Unusual career paths to Investment Banking, Portfolio Management, or PE are some of the best narratives I have read in open-ended essays.
You should incorporate the narrative even for the goals essay for these 3 scenarios:
Non-Quant Background to Investment Banking
If you are from a Math or Engineering background, the narrative that you pivoted to Investment Banking, although inspiring, is not far-fetched. The foundational skills in math and logical deduction are similar among the three specializations. But when you say you are from an Arts or History background and found a way to work with a cohort of quant-aligned peers, it shows comfort with uncertainty and challenges that not many career switchers can quote.
In a sea of IB professionals fighting out deal size and alpha male posturing, you can show a balance in perspective that will be valued in an increasingly complex global system. In this system, most have access to the latest analytics tools and the best data sources.
Finding insights becomes an exercise in networking. Share how you networked and found the opportunity in IB.
Itch got Scratched, but Need Something More than IB
The path to Investment Banking might be inspiring. Still, the applicant often finds the culture to be a misfit or the long hours of drudgery in a cubicle less enticing than the long hours of waiting in airports and eating stale airline food. And so the draft for the MBA goals essay to pivot into Consulting begins. You must establish early through the resume or a phrase highlighting your achievements in IB to demonstrate that the second career transition is from reflection and finding a better career fit and not from incompetence.

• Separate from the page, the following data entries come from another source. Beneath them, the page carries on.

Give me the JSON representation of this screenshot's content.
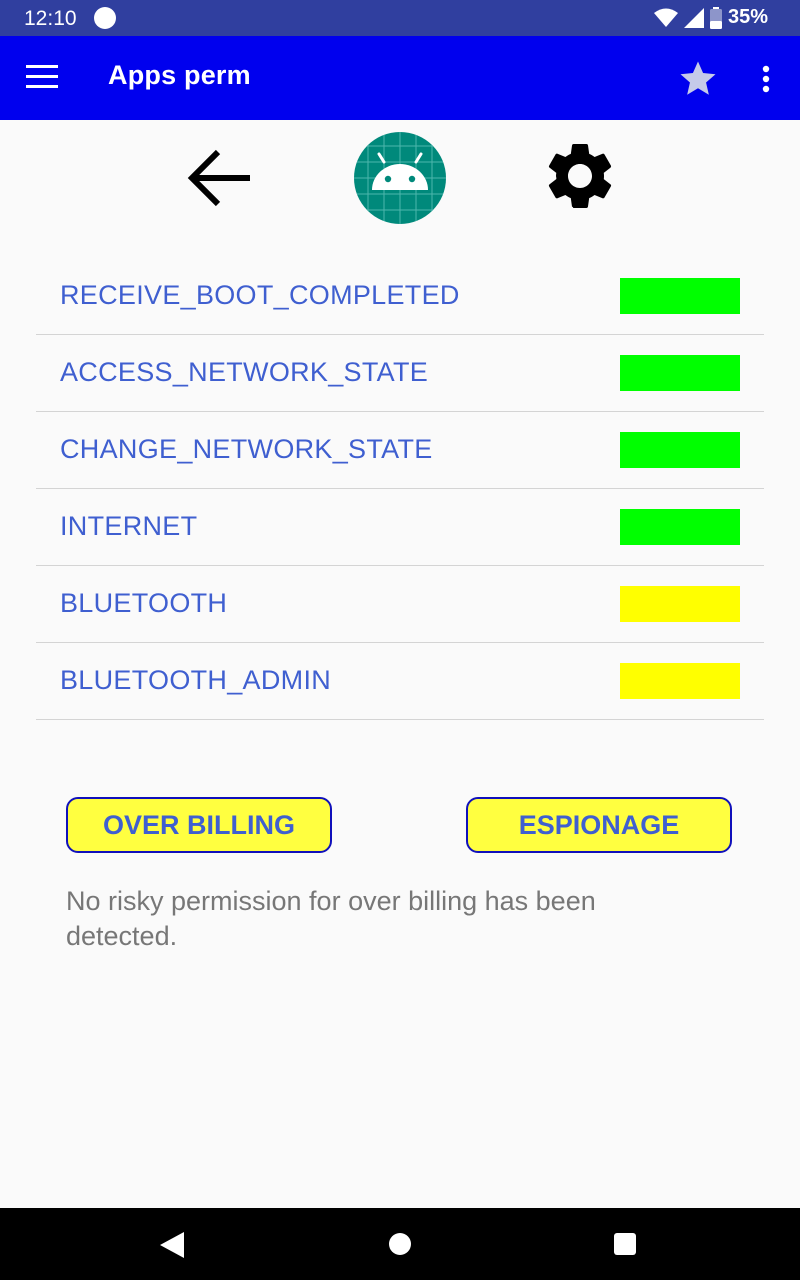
{
  "status_bar": {
    "time": "12:10",
    "battery": "35%",
    "icons": [
      "wifi-icon",
      "signal-icon",
      "battery-icon"
    ]
  },
  "app_bar": {
    "title": "Apps perm",
    "icons": [
      "menu-icon",
      "star-icon",
      "more-vert-icon"
    ]
  },
  "toolbar_icons": [
    "back-arrow-icon",
    "android-app-icon",
    "settings-gear-icon"
  ],
  "permissions": [
    {
      "name": "RECEIVE_BOOT_COMPLETED",
      "color": "#00ff00"
    },
    {
      "name": "ACCESS_NETWORK_STATE",
      "color": "#00ff00"
    },
    {
      "name": "CHANGE_NETWORK_STATE",
      "color": "#00ff00"
    },
    {
      "name": "INTERNET",
      "color": "#00ff00"
    },
    {
      "name": "BLUETOOTH",
      "color": "#ffff00"
    },
    {
      "name": "BLUETOOTH_ADMIN",
      "color": "#ffff00"
    }
  ],
  "buttons": {
    "over_billing": "OVER BILLING",
    "espionage": "ESPIONAGE"
  },
  "message": "No risky permission for over billing has been detected.",
  "colors": {
    "app_bar": "#0000ee",
    "status_bar": "#303f9f",
    "label_text": "#3f5fd0",
    "button_fill": "#ffff40"
  }
}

Many applicants seek Consultant’s help to position gaps in employment, layoffs, and career missteps. In a competitive M7 and T10 landscape, each question is precious.
Non-Profit Engagement
It is surprisingly consistent how a non-profit engagement is an impetus to pivot into Consulting and Entrepreneurship for an MBA candidate. A unique perspective to help the beneficiary or disrupt the funding, policy, or operations is often met with resistance. The status quo seeking founders or risk-averse non-profit collaborators limits such adventure. When an idea is too strong to be ignored, applicants choose entrepreneurship as a post-MBA career goal.
Many use the school’s diverse global consulting engagements as another opportunity to fine-tune their consulting skills. This is one clichéd reverse advertisement that works.